Common Symptoms of Biotic Plant Disease

In some cases, symptoms can be used to accurately identify a biotic plant disease.  In other cases, where symptoms are common across multiple diseases, other signs or tests (display, DNA, etc.) are needed to accurately identify the disease and pathogen which is causing it.

Leaf, Flower, or Fruit Spots

Spots may occur on flowers, leaves, or fruit.  They often start off yellow and then turn tan, brown, or black.  When they occur on leaves, the center of the spot can drop out leaving holes in the leaves.  Over time, spots will sometime kill the entire leaf or cause the entire fruit to rot. 

Blight

Blight is the rapid and complete browning or chlorosis and eventual death of plant tissues in leaves, flowers, fruit, and stems.   Blight is also used to refer to a disease that exhibits this condition as a symptom.  Blight is often caused by bacteria or fungi infecting the plant.  It often starts as lesions which rapidly kill the surrounding tissues.  Spots in advance stages can kill entire leaves, therefor exhibiting blight symptoms.

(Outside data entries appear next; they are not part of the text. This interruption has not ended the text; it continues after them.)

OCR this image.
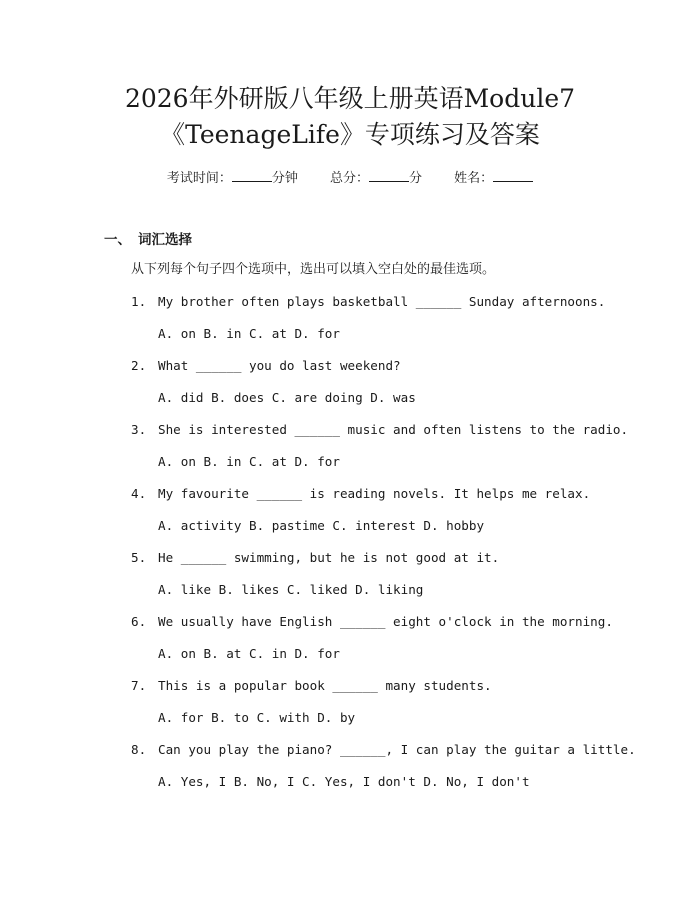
2026年外研版八年级上册英语Module7
《TeenageLife》专项练习及答案
考试时间：	分钟 总分：	分 姓名：
一、 词汇选择
从下列每个句子四个选项中，选出可以填入空白处的最佳选项。
1. My brother often plays basketball ______ Sunday afternoons.
A. on B. in C. at D. for
2. What ______ you do last weekend?
A. did B. does C. are doing D. was
3. She is interested ______ music and often listens to the radio.
A. on B. in C. at D. for
4. My favourite ______ is reading novels. It helps me relax.
A. activity B. pastime C. interest D. hobby
5. He ______ swimming, but he is not good at it.
A. like B. likes C. liked D. liking
6. We usually have English ______ eight o'clock in the morning.
A. on B. at C. in D. for
7. This is a popular book ______ many students.
A. for B. to C. with D. by
8. Can you play the piano? ______, I can play the guitar a little.
A. Yes, I B. No, I C. Yes, I don't D. No, I don't
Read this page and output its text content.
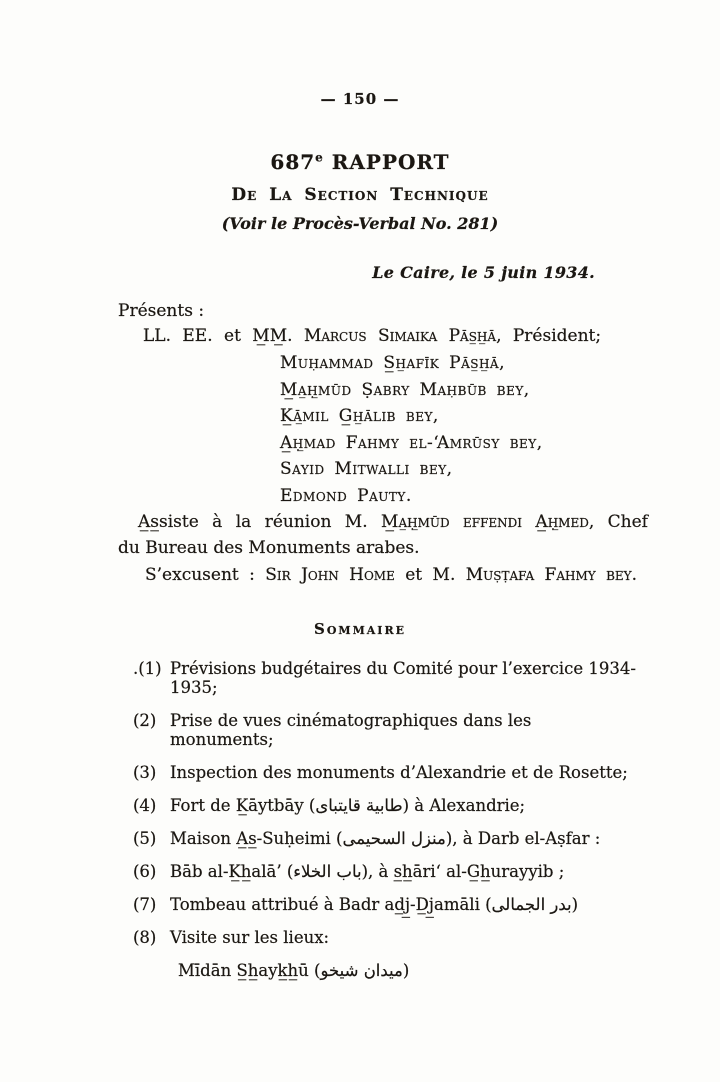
— 150 —
687e RAPPORT
De La Section Technique
(Voir le Procès-Verbal No. 281)
Le Caire, le 5 juin 1934.
Présents :
LL. EE. et M̲M̲. Marcus Simaika Pās̲h̲ā, Président;
Muḥammad S̲h̲afīk Pās̲h̲ā,
M̲a̲ḥ̲mūd Ṣabry Maḥbūb bey,
K̲ā̲mil G̲h̲ālib bey,
A̲ḥ̲mad Fahmy el-‘Amrūsy bey,
Sayid Mitwalli bey,
Edmond Pauty.
A̲s̲siste à la réunion M. M̲a̲ḥ̲mūd effendi A̲ḥ̲med, Chef
du Bureau des Monuments arabes.
S’excusent : Sir John Home et M. Muṣṭafa Fahmy bey.
Sommaire
.(1) Prévisions budgétaires du Comité pour l’exercice 1934-1935;
(2) Prise de vues cinématographiques dans les monuments;
(3) Inspection des monuments d’Alexandrie et de Rosette;
(4) Fort de K̲āytbāy (طابية قايتباى) à Alexandrie;
(5) Maison A̲s̲-Suḥeimi (منزل السحيمى), à Darb el-Aṣfar :
(6) Bāb al-K̲h̲alā’ (باب الخلاء), à s̲h̲āri‘ al-G̲h̲urayyib ;
(7) Tombeau attribué à Badr ad̲j̲-D̲j̲amāli (بدر الجمالى)
(8) Visite sur les lieux:
Mīdān S̲h̲ayk̲h̲ū (ميدان شيخو)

There are many types of blight.  For example:

  • Early blight of potato and tomato – Caused by species of fungi in the genus Alternaria
  • Late blight of potato – Caused by the water mold Phytophthora infestans
  • Chestnut blight – Caused by the fungus Cryphonectria parasitica
  • Fire Blight of pome fruits – Occurs in pears, apples, raspberries, and others and is caused by the bacterium Erwinia amylovora
  • Bur oak blight – Caused by the fungus Tubakia iowensis

Cankers

Cankers are primarily areas of dead bark and wood caused by fungal or bacterial pathogens entering the plant through natural or mand-made wounds, where the pathogens attack the cortical and water conducting tissues just below the bark.  While cankers occur primarily in woody plants, they can also occur in herbaceous plants.  They often occur when the plant is stressed from cold or drought, insect injury, nematodes, root rot, etc.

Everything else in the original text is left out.